Yes, but: Now we know this is how it works because we have records of bankers saying so among themselves, as they considered what it would cost them if the Dodd-Frank rules pulled one of their most important markets — interest rate swaps — into the light.

  • "Electronic markets based on anonymous trading on limit order books typically result in significant bid-ask compression and increased competition, resulting in below-trend margins," Goldman Sachs employees wrote in an internal January 2013 presentation to the bank's powerful management committee.
  • In a draft internal presentation on the implications of the new rules, employees of Barclays wrote that if regulators required stock-market style exchange trading of swaps, "bid/offer spreads for most trades will shrink or disappear." (Barclays declined to comment for this piece.)
  • All-to-all trading would be the "worst case," wrote Simon Maisey, then a JPMorgan executive, in June 2013. Such a system "implies a 90% spread compression."
  • In 2010, JPMorgan employees prepared talking points for Jes Staley, then head of JPMorgan's investment banking division, who was about to field questions from an analyst about the new rules. The staff included a side note: "Not to disclose: Potential IB net income impact of approximately $500-$1B."

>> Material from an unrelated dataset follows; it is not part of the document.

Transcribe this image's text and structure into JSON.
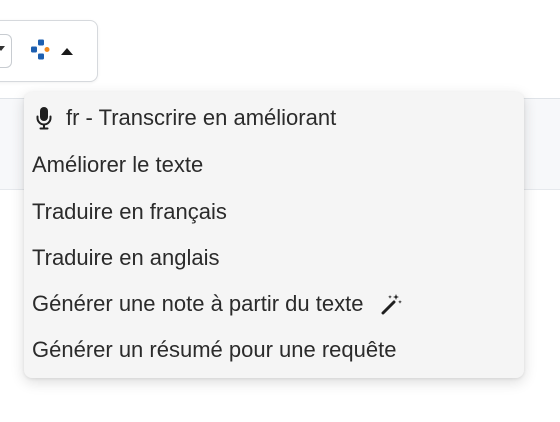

Where it stands: Over a decade after the U.S. government set out to bring new transparency and competition to one of the largest financial markets on Earth, it's fair to say the transformation of the market is incomplete — though it is difficult-to-impossible to know how much influence banks might have had on how the transformation played out.

  • On the other hand, there is a lot more electronic trading of interest rate swaps. And provisions of the law mandating that swaps traders post some public prices have brought new transparency to the market.
  • There's even one major success — an interest rate swaps trading platform that has emerged as the market leader: Tradeweb.

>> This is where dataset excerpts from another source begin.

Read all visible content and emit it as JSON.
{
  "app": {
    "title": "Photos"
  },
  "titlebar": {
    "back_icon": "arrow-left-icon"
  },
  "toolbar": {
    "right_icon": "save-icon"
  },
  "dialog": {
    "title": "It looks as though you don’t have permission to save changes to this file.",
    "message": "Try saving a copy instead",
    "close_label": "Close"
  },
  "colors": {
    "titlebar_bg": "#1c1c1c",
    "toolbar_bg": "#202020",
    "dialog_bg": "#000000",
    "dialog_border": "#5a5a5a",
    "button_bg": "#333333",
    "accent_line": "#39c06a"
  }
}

The intrigue: Tradeweb was created by a consortium of large Wall Street banks. These banks owned 46% of it until it went public in April 2019.

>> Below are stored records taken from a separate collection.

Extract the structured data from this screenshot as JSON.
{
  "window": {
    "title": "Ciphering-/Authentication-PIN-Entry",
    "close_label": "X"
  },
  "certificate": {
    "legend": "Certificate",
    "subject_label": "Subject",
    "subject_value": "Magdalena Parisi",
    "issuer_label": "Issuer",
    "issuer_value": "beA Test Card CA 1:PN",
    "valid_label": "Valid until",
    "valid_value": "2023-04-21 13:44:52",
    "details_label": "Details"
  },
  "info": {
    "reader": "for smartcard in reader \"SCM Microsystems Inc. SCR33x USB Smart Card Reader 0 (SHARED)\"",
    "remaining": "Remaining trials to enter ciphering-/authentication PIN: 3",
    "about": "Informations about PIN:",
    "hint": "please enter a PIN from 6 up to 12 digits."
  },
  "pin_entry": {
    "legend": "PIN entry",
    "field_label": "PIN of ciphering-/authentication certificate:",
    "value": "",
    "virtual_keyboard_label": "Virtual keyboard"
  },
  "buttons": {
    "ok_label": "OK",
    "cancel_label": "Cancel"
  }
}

  • In the decade-long regulatory wrangle for control of the markets, some at the banks indicated that they saw Tradeweb as a tool they could use to mitigate the worst-case scenarios of the new swaps regulations.
  • "With Tradeweb, we own it, govern it and can use it to define market structure, so the risk of it going all-to-all is massively mitigated," wrote Barclays executive Andrew Challis in 2012 to counterparts at the bank, according to documents produced in the lawsuit discovery.
  • "Tradeweb is a key asset in the battle for market structure," Goldman Sachs employees wrote in a 2012 presentation on "market structure strategy," noting that Goldman had two board seats as well as representatives on product committees that developed the company's trading protocols.
  • Tradeweb spokesman Daniel Noonan told Axios: "The swaps market today is widely considered to be far more transparent, open and efficient than it was before Dodd-Frank. From pre-trade analytics to automated execution and post-trade reporting, electronic trading has played an important role in that evolution."
  • Goldman Sachs declined to comment.
Illustration: Shoshana Gordon/Axios

Meanwhile: There is also some additional competition. The rules helped some major new competitors enter the swaps market. For instance, Ken Griffin's highly competitive market-making franchise, Citadel Securities, now has an interest rate swaps trading business that has kept Wall Street on its toes.

  • And there has been a sharp increase in the amount of swaps trading done on the electronic platforms over the years, with some $31 trillion in notional rates swaps trades done via SEF in January.
  • But, but, but: Critics argue that there's a big difference between the most common form of electronic trading — which still involves requesting prices from banks, albeit in a much faster process than before — versus the exchange-style, all-to-all, anonymous market that stock investors can take advantage of.

The bottom line: After more than a decade of legislative, legal, regulatory and business wrangling, big banks continue to dominate the business, and Wall Street's worst-case scenario hasn't come to pass.